In der Nacht sollten dann Transportflugzeuge A400M der Bundeswehr in die afghanische Hauptstadt starten, um bei der weiteren Evakuierung zu helfen. Verteidigungsministerin Annegret Kramp-Karrenbauer (CDU) erklärte, Ziel sei es, “dass wir solange es die Möglichkeiten vor Ort erlauben, so viele Menschen wie möglich aus Afghanistan rausbringen”. Es handele sich um einen gefährlichen Einsatz. “Wir sind auf alle Szenarien eingerichtet”, erklärte die Ministerin.

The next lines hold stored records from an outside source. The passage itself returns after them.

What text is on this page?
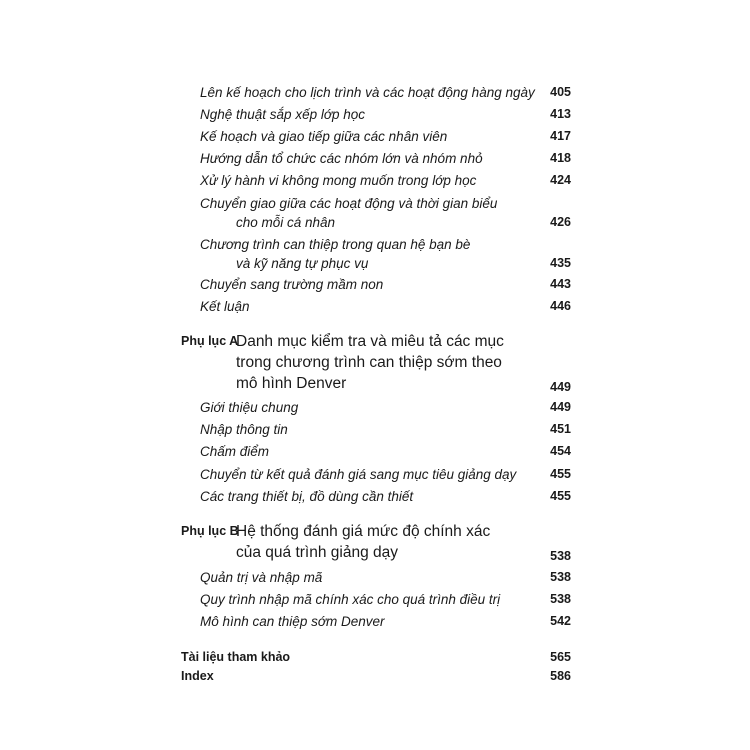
Lên kế hoạch cho lịch trình và các hoạt động hàng ngày 405
Nghệ thuật sắp xếp lớp học	413
Kế hoạch và giao tiếp giữa các nhân viên	417
Hướng dẫn tổ chức các nhóm lớn và nhóm nhỏ	418
Xử lý hành vi không mong muốn trong lớp học	424
Chuyển giao giữa các hoạt động và thời gian biểu
cho mỗi cá nhân	426
Chương trình can thiệp trong quan hệ bạn bè
và kỹ năng tự phục vụ	435
Chuyển sang trường mầm non	443
Kết luận	446
Phụ lục A
Danh mục kiểm tra và miêu tả các mục
trong chương trình can thiệp sớm theo
mô hình Denver	449
Giới thiệu chung	449
Nhập thông tin	451
Chấm điểm	454
Chuyển từ kết quả đánh giá sang mục tiêu giảng dạy	455
Các trang thiết bị, đồ dùng cần thiết	455
Phụ lục B
Hệ thống đánh giá mức độ chính xác
của quá trình giảng dạy	538
Quản trị và nhập mã	538
Quy trình nhập mã chính xác cho quá trình điều trị	538
Mô hình can thiệp sớm Denver	542
Tài liệu tham khảo	565
Index	586
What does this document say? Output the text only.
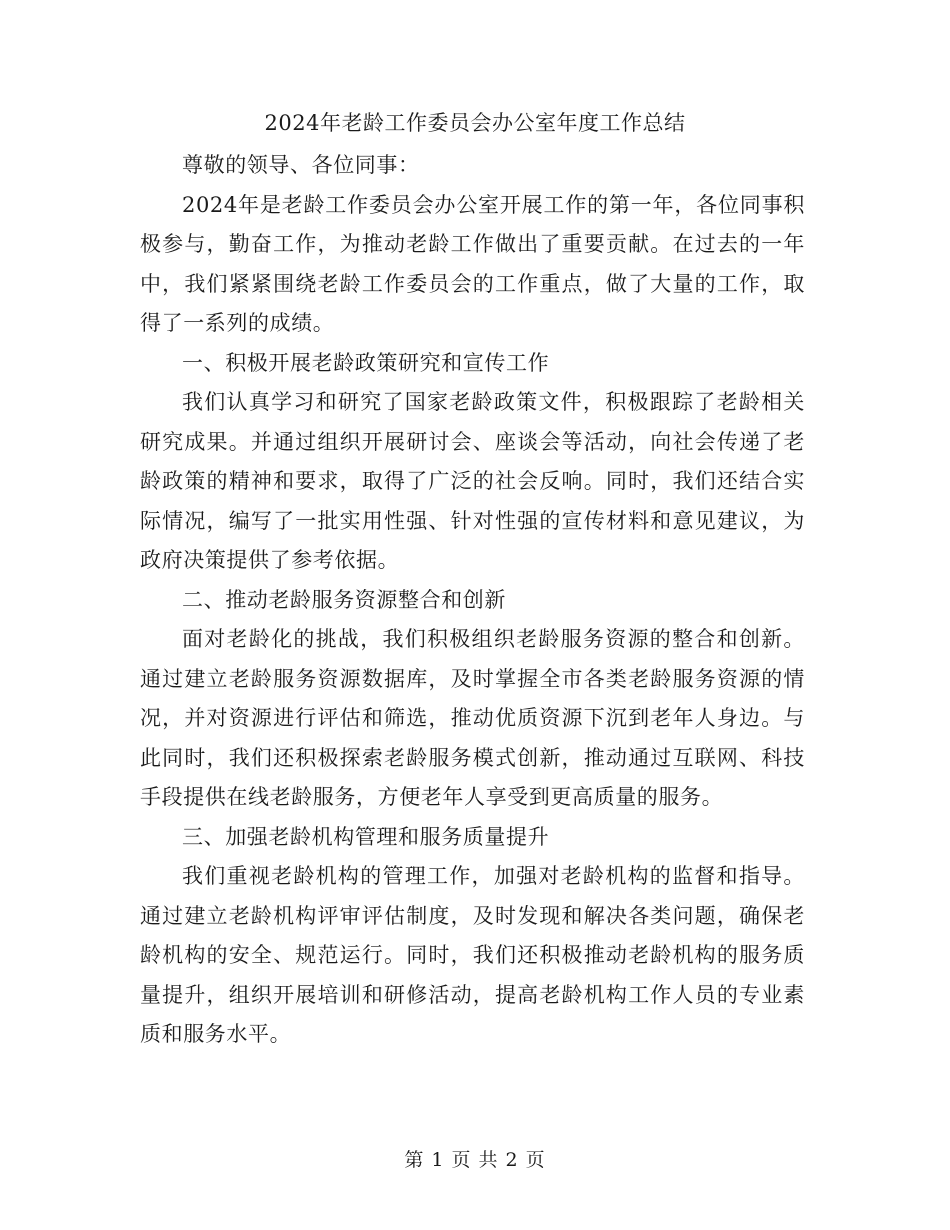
2024年老龄工作委员会办公室年度工作总结

尊敬的领导、各位同事：

2024年是老龄工作委员会办公室开展工作的第一年，各位同事积极参与，勤奋工作，为推动老龄工作做出了重要贡献。在过去的一年中，我们紧紧围绕老龄工作委员会的工作重点，做了大量的工作，取得了一系列的成绩。

一、积极开展老龄政策研究和宣传工作

我们认真学习和研究了国家老龄政策文件，积极跟踪了老龄相关研究成果。并通过组织开展研讨会、座谈会等活动，向社会传递了老龄政策的精神和要求，取得了广泛的社会反响。同时，我们还结合实际情况，编写了一批实用性强、针对性强的宣传材料和意见建议，为政府决策提供了参考依据。

二、推动老龄服务资源整合和创新

面对老龄化的挑战，我们积极组织老龄服务资源的整合和创新。通过建立老龄服务资源数据库，及时掌握全市各类老龄服务资源的情况，并对资源进行评估和筛选，推动优质资源下沉到老年人身边。与此同时，我们还积极探索老龄服务模式创新，推动通过互联网、科技手段提供在线老龄服务，方便老年人享受到更高质量的服务。

三、加强老龄机构管理和服务质量提升

我们重视老龄机构的管理工作，加强对老龄机构的监督和指导。通过建立老龄机构评审评估制度，及时发现和解决各类问题，确保老龄机构的安全、规范运行。同时，我们还积极推动老龄机构的服务质量提升，组织开展培训和研修活动，提高老龄机构工作人员的专业素质和服务水平。

第 1 页 共 2 页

Nach “Spiegel”-Informationen waren am Sonntag zunächst noch rund 20 Mitarbeiter der deutschen Botschaft in Kabul. Hinzu kommen demnach Entwicklungshelfer sowie rund 80 weitere Deutsche, die sich noch in dem Land aufhalten. Zudem sollen rund 300 afghanische Ortskräfte, die in Afghanistan für Deutschland gearbeitet haben, samt ihren Familien ausgeflogen werden.

Die USA waren nach den Terroranschlägen vom 11. September 2001 in Washington und New York an der Spitze einer internationalen Militärkoalition in Afghanistan einmarschiert und hatten die damals dort herrschenden Taliban von der Macht vertrieben. Begründet wurde der Einsatz damit, dass Afghanistan ein Rückzugsort für Extremisten des Terrornetzwerks Al-Kaida war, das die Anschläge auf Befehl von Osama bin Laden verübt hatte.